The First Post-Fifield Decision
Earlier this year, Judge Castillo issued the first and only published decision to date to address Fifield. In that decision, Judge Castillo specifically declined to follow Fifield. Montel Aetnastak, Inc. and Montel Inc. v. Kristine Miessen et al., No 13 C 3801, 2014 U.S. Dist. LEXIS 11889 (N.D. Ill. Jan. 28, 2014).
Montel involved an individual who had voluntarily resigned 15 months after signing a non-compete. When her employer brought suit to enforce her non-compete, she argued, among other things, that because she was only employed for 15 months after signing the non-compete, it was not supported by sufficient consideration and was therefore unenforceable.
While acknowledging Fifield’s holding, Judge Castillo found that “Illinois law does not . . . provide a clear rule to apply in this instance.” In support of this conclusion, Judge Castillo cited several Illinois appellate decisions regarding the adequacy of consideration for a non-compete, including a decision in which “employment for a year was considered a ‘substantial period’ of employment,” a decision in which the court noted that “factors other than the time period of the continued employment . . . may need to be considered,” and a decision in which the court “considered the raises and bonuses received by the defendants, their voluntary resignation, and the increased responsibilities they received after signing a restrictive covenant.”
Ultimately, Judge Castillo held that “[g]iven the contradictory holdings of the lower Illinois courts and the lack of a clear direction from the Illinois Supreme Court, this Court does not find it appropriate to apply a bright line rule” regarding what constitutes sufficient consideration for a non-compete. Instead, Judge Castillo chose to employ “the fact-specific approach employed by some Illinois courts.” In so doing, he found that the defendant’s 15 months of employment after she signed the non-compete, plus the fact that she had voluntarily resigned, were sufficient to conclude that “she was provided with a ‘substantial period’ of employment.” Judge Castillo therefore held that the defendant “was provided adequate consideration to support the enforceability of the employment agreement.”

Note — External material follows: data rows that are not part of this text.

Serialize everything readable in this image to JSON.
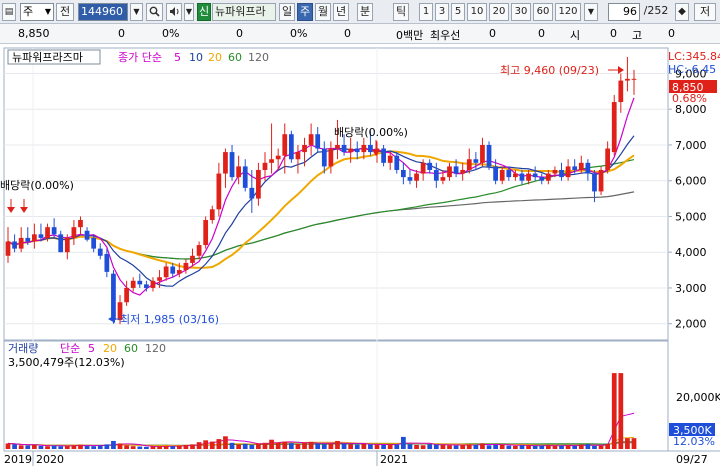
{
  "toolbar": {
    "market_select": "주",
    "prev_label": "전",
    "code_value": "144960",
    "signal_badge": "신",
    "stock_name": "뉴파워프라",
    "periods": [
      "일",
      "주",
      "월",
      "년",
      "분",
      "틱"
    ],
    "selected_period": "주",
    "intervals": [
      "1",
      "3",
      "5",
      "10",
      "20",
      "30",
      "60",
      "120"
    ],
    "count_value": "96",
    "count_total": "/252",
    "save_label": "저"
  },
  "info_row": {
    "price": "8,850",
    "change": "0",
    "change_pct": "0%",
    "volume": "0",
    "volume_pct": "0%",
    "amount": "0",
    "amount_unit": "0백만",
    "priority_label": "최우선",
    "bid": "0",
    "bid2": "0",
    "o_label": "시",
    "o_value": "0",
    "h_label": "고",
    "h_value": "0"
  },
  "price_panel": {
    "title": "뉴파워프라즈마",
    "ma_label": "종가 단순",
    "ma_periods": [
      "5",
      "10",
      "20",
      "60",
      "120"
    ],
    "lc_label": "LC:345.84",
    "hc_label": "HC:-6.45",
    "current_price": "8,850",
    "current_pct": "0.68%",
    "high_note": "최고 9,460 (09/23)",
    "low_note": "최저 1,985 (03/16)",
    "dividend_note": "배당락(0.00%)",
    "dividend_left_note": "배당락(0.00%)",
    "y_ticks": [
      "9,000",
      "8,000",
      "7,000",
      "6,000",
      "5,000",
      "4,000",
      "3,000",
      "2,000"
    ]
  },
  "volume_panel": {
    "title": "거래량",
    "ma_label": "단순",
    "ma_periods": [
      "5",
      "20",
      "60",
      "120"
    ],
    "current_volume": "3,500,479주(12.03%)",
    "y_tick": "20,000K",
    "current_badge": "3,500K",
    "current_pct": "12.03%"
  },
  "x_axis": {
    "labels": [
      "2019",
      "2020",
      "2021"
    ],
    "last_date": "09/27"
  },
  "colors": {
    "up": "#e0211a",
    "down": "#1f4fd8",
    "ma5": "#cc00cc",
    "ma10": "#1f3fa0",
    "ma20": "#f0a800",
    "ma60": "#2a8c2a",
    "ma120": "#666666"
  },
  "chart_data": {
    "type": "candlestick",
    "title": "뉴파워프라즈마",
    "ylim": [
      1600,
      9600
    ],
    "candles": [
      {
        "o": 3900,
        "h": 4700,
        "l": 3700,
        "c": 4300
      },
      {
        "o": 4300,
        "h": 4500,
        "l": 4000,
        "c": 4100
      },
      {
        "o": 4100,
        "h": 4700,
        "l": 4000,
        "c": 4400
      },
      {
        "o": 4400,
        "h": 4700,
        "l": 4200,
        "c": 4300
      },
      {
        "o": 4300,
        "h": 4800,
        "l": 4100,
        "c": 4500
      },
      {
        "o": 4500,
        "h": 4800,
        "l": 4300,
        "c": 4400
      },
      {
        "o": 4400,
        "h": 4800,
        "l": 4300,
        "c": 4700
      },
      {
        "o": 4700,
        "h": 4950,
        "l": 4400,
        "c": 4500
      },
      {
        "o": 4500,
        "h": 4600,
        "l": 4000,
        "c": 4000
      },
      {
        "o": 4000,
        "h": 4500,
        "l": 3800,
        "c": 4400
      },
      {
        "o": 4400,
        "h": 4900,
        "l": 4200,
        "c": 4700
      },
      {
        "o": 4700,
        "h": 5000,
        "l": 4500,
        "c": 4900
      },
      {
        "o": 4600,
        "h": 4700,
        "l": 4300,
        "c": 4350
      },
      {
        "o": 4400,
        "h": 4500,
        "l": 4000,
        "c": 4100
      },
      {
        "o": 4100,
        "h": 4250,
        "l": 3800,
        "c": 3900
      },
      {
        "o": 3950,
        "h": 4100,
        "l": 3300,
        "c": 3450
      },
      {
        "o": 3400,
        "h": 3500,
        "l": 2000,
        "c": 2100
      },
      {
        "o": 2100,
        "h": 2800,
        "l": 1985,
        "c": 2600
      },
      {
        "o": 2600,
        "h": 3200,
        "l": 2500,
        "c": 3000
      },
      {
        "o": 3000,
        "h": 3300,
        "l": 2900,
        "c": 3200
      },
      {
        "o": 3200,
        "h": 3400,
        "l": 3000,
        "c": 3100
      },
      {
        "o": 3100,
        "h": 3200,
        "l": 2900,
        "c": 3000
      },
      {
        "o": 3000,
        "h": 3300,
        "l": 2900,
        "c": 3200
      },
      {
        "o": 3200,
        "h": 3500,
        "l": 3000,
        "c": 3300
      },
      {
        "o": 3300,
        "h": 3700,
        "l": 3200,
        "c": 3600
      },
      {
        "o": 3600,
        "h": 3700,
        "l": 3300,
        "c": 3400
      },
      {
        "o": 3400,
        "h": 3700,
        "l": 3300,
        "c": 3500
      },
      {
        "o": 3500,
        "h": 3800,
        "l": 3400,
        "c": 3700
      },
      {
        "o": 3700,
        "h": 4100,
        "l": 3600,
        "c": 3900
      },
      {
        "o": 3900,
        "h": 4300,
        "l": 3800,
        "c": 4200
      },
      {
        "o": 4200,
        "h": 5000,
        "l": 4100,
        "c": 4900
      },
      {
        "o": 4900,
        "h": 5300,
        "l": 4800,
        "c": 5200
      },
      {
        "o": 5200,
        "h": 6500,
        "l": 5000,
        "c": 6200
      },
      {
        "o": 6200,
        "h": 6900,
        "l": 5800,
        "c": 6800
      },
      {
        "o": 6800,
        "h": 7000,
        "l": 6000,
        "c": 6100
      },
      {
        "o": 6100,
        "h": 6700,
        "l": 5900,
        "c": 6400
      },
      {
        "o": 6400,
        "h": 6600,
        "l": 5700,
        "c": 5800
      },
      {
        "o": 5800,
        "h": 6300,
        "l": 5100,
        "c": 5500
      },
      {
        "o": 5500,
        "h": 6500,
        "l": 5300,
        "c": 6300
      },
      {
        "o": 6300,
        "h": 6800,
        "l": 6000,
        "c": 6500
      },
      {
        "o": 6500,
        "h": 7600,
        "l": 6200,
        "c": 6600
      },
      {
        "o": 6600,
        "h": 6900,
        "l": 6300,
        "c": 6700
      },
      {
        "o": 6700,
        "h": 7600,
        "l": 6200,
        "c": 7300
      },
      {
        "o": 7300,
        "h": 7400,
        "l": 6500,
        "c": 6600
      },
      {
        "o": 6600,
        "h": 7000,
        "l": 6200,
        "c": 6800
      },
      {
        "o": 6800,
        "h": 7200,
        "l": 6400,
        "c": 7000
      },
      {
        "o": 7000,
        "h": 7600,
        "l": 6700,
        "c": 7300
      },
      {
        "o": 7300,
        "h": 7500,
        "l": 6800,
        "c": 6900
      },
      {
        "o": 6900,
        "h": 7100,
        "l": 6200,
        "c": 6400
      },
      {
        "o": 6400,
        "h": 7100,
        "l": 6200,
        "c": 6900
      },
      {
        "o": 6900,
        "h": 7700,
        "l": 6600,
        "c": 7000
      },
      {
        "o": 7000,
        "h": 7300,
        "l": 6700,
        "c": 6800
      },
      {
        "o": 6800,
        "h": 7200,
        "l": 6500,
        "c": 6900
      },
      {
        "o": 6900,
        "h": 7100,
        "l": 6600,
        "c": 6800
      },
      {
        "o": 6800,
        "h": 7200,
        "l": 6600,
        "c": 7000
      },
      {
        "o": 7000,
        "h": 7400,
        "l": 6700,
        "c": 6800
      },
      {
        "o": 6800,
        "h": 7100,
        "l": 6500,
        "c": 6900
      },
      {
        "o": 6900,
        "h": 7000,
        "l": 6400,
        "c": 6500
      },
      {
        "o": 6500,
        "h": 6800,
        "l": 6300,
        "c": 6700
      },
      {
        "o": 6700,
        "h": 6800,
        "l": 6200,
        "c": 6300
      },
      {
        "o": 6300,
        "h": 6500,
        "l": 5900,
        "c": 6100
      },
      {
        "o": 6100,
        "h": 6300,
        "l": 5900,
        "c": 6000
      },
      {
        "o": 6000,
        "h": 6300,
        "l": 5800,
        "c": 6200
      },
      {
        "o": 6200,
        "h": 6600,
        "l": 6000,
        "c": 6500
      },
      {
        "o": 6500,
        "h": 6600,
        "l": 6200,
        "c": 6300
      },
      {
        "o": 6300,
        "h": 6500,
        "l": 5800,
        "c": 6000
      },
      {
        "o": 6000,
        "h": 6300,
        "l": 5900,
        "c": 6100
      },
      {
        "o": 6100,
        "h": 6500,
        "l": 6000,
        "c": 6400
      },
      {
        "o": 6400,
        "h": 6600,
        "l": 6100,
        "c": 6200
      },
      {
        "o": 6200,
        "h": 6500,
        "l": 6000,
        "c": 6300
      },
      {
        "o": 6300,
        "h": 6900,
        "l": 6200,
        "c": 6600
      },
      {
        "o": 6600,
        "h": 6800,
        "l": 6300,
        "c": 6500
      },
      {
        "o": 6500,
        "h": 7200,
        "l": 6400,
        "c": 7000
      },
      {
        "o": 7000,
        "h": 7100,
        "l": 6300,
        "c": 6400
      },
      {
        "o": 6400,
        "h": 6600,
        "l": 5900,
        "c": 6000
      },
      {
        "o": 6000,
        "h": 6400,
        "l": 5900,
        "c": 6300
      },
      {
        "o": 6300,
        "h": 6400,
        "l": 6000,
        "c": 6100
      },
      {
        "o": 6100,
        "h": 6300,
        "l": 6000,
        "c": 6200
      },
      {
        "o": 6200,
        "h": 6300,
        "l": 5900,
        "c": 6000
      },
      {
        "o": 6000,
        "h": 6300,
        "l": 5900,
        "c": 6200
      },
      {
        "o": 6200,
        "h": 6400,
        "l": 6000,
        "c": 6100
      },
      {
        "o": 6100,
        "h": 6200,
        "l": 5900,
        "c": 6000
      },
      {
        "o": 6000,
        "h": 6300,
        "l": 5900,
        "c": 6200
      },
      {
        "o": 6200,
        "h": 6400,
        "l": 6100,
        "c": 6300
      },
      {
        "o": 6300,
        "h": 6500,
        "l": 6000,
        "c": 6100
      },
      {
        "o": 6100,
        "h": 6600,
        "l": 6000,
        "c": 6400
      },
      {
        "o": 6400,
        "h": 6600,
        "l": 6200,
        "c": 6300
      },
      {
        "o": 6300,
        "h": 6700,
        "l": 6200,
        "c": 6500
      },
      {
        "o": 6500,
        "h": 6600,
        "l": 6000,
        "c": 6200
      },
      {
        "o": 6200,
        "h": 6300,
        "l": 5400,
        "c": 5700
      },
      {
        "o": 5700,
        "h": 6400,
        "l": 5600,
        "c": 6300
      },
      {
        "o": 6300,
        "h": 7100,
        "l": 6200,
        "c": 6900
      },
      {
        "o": 6800,
        "h": 8400,
        "l": 6700,
        "c": 8200
      },
      {
        "o": 8200,
        "h": 9000,
        "l": 7900,
        "c": 8800
      },
      {
        "o": 8800,
        "h": 9460,
        "l": 8500,
        "c": 8850
      },
      {
        "o": 8850,
        "h": 9100,
        "l": 8400,
        "c": 8850
      }
    ],
    "volumes": [
      1800,
      1500,
      1200,
      1100,
      1300,
      1000,
      900,
      1100,
      900,
      1000,
      1200,
      1400,
      1000,
      900,
      1100,
      1500,
      2600,
      1800,
      1200,
      900,
      800,
      700,
      800,
      900,
      1000,
      900,
      1100,
      1300,
      1500,
      2200,
      2800,
      2400,
      3200,
      4100,
      2000,
      1500,
      1700,
      1400,
      1800,
      2000,
      3000,
      2100,
      2400,
      1900,
      1600,
      2100,
      2300,
      1700,
      1500,
      1800,
      2600,
      1700,
      1500,
      1400,
      1600,
      1500,
      1400,
      1300,
      1500,
      1400,
      3900,
      1500,
      1300,
      1200,
      1500,
      1400,
      1300,
      1200,
      1100,
      1300,
      1500,
      1400,
      1800,
      1200,
      1300,
      1400,
      1100,
      1000,
      1200,
      1100,
      1000,
      1100,
      1200,
      1000,
      1100,
      1200,
      1000,
      1400,
      1500,
      1000,
      1100,
      1600,
      24500,
      24500,
      3500,
      3500
    ]
  }
}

To date, no published decision has cited or discussed Montel.
A developing split within the Illinois Appellate Court?
More recently, the Illinois Appellate Court for the Second District (i.e., a different appellate district than the one which issued Fifield) issued an unpublished decision involving the enforceability of a non-compete agreement signed by an employee who resigned 19 months after signing it. Critical Care Systems, Inc. v. Dennis Heuer and IV Solutions, LLC, No. 2-13-0745, 2014 Ill.App. Unpub. LEXIS 283 (Ill. App. 2d Dist. Feb. 18, 2014). Even though the decision focused on whether the non-compete was enforceable (the Court held that it was not), the decision does not discuss the fact that the employee was only employed for 19 months after signing the non-compete, nor does it even mention Fifield. Given thatFifield could have provided a ready-made alternative basis for the Court’s holding, the silence on this issue is potentially notable given the publicity received by Fifield over the past nine months. (On the other hand, judicial “tea reading” is a dangerous art; there are many reasons why the Court may not have touched upon this issue.)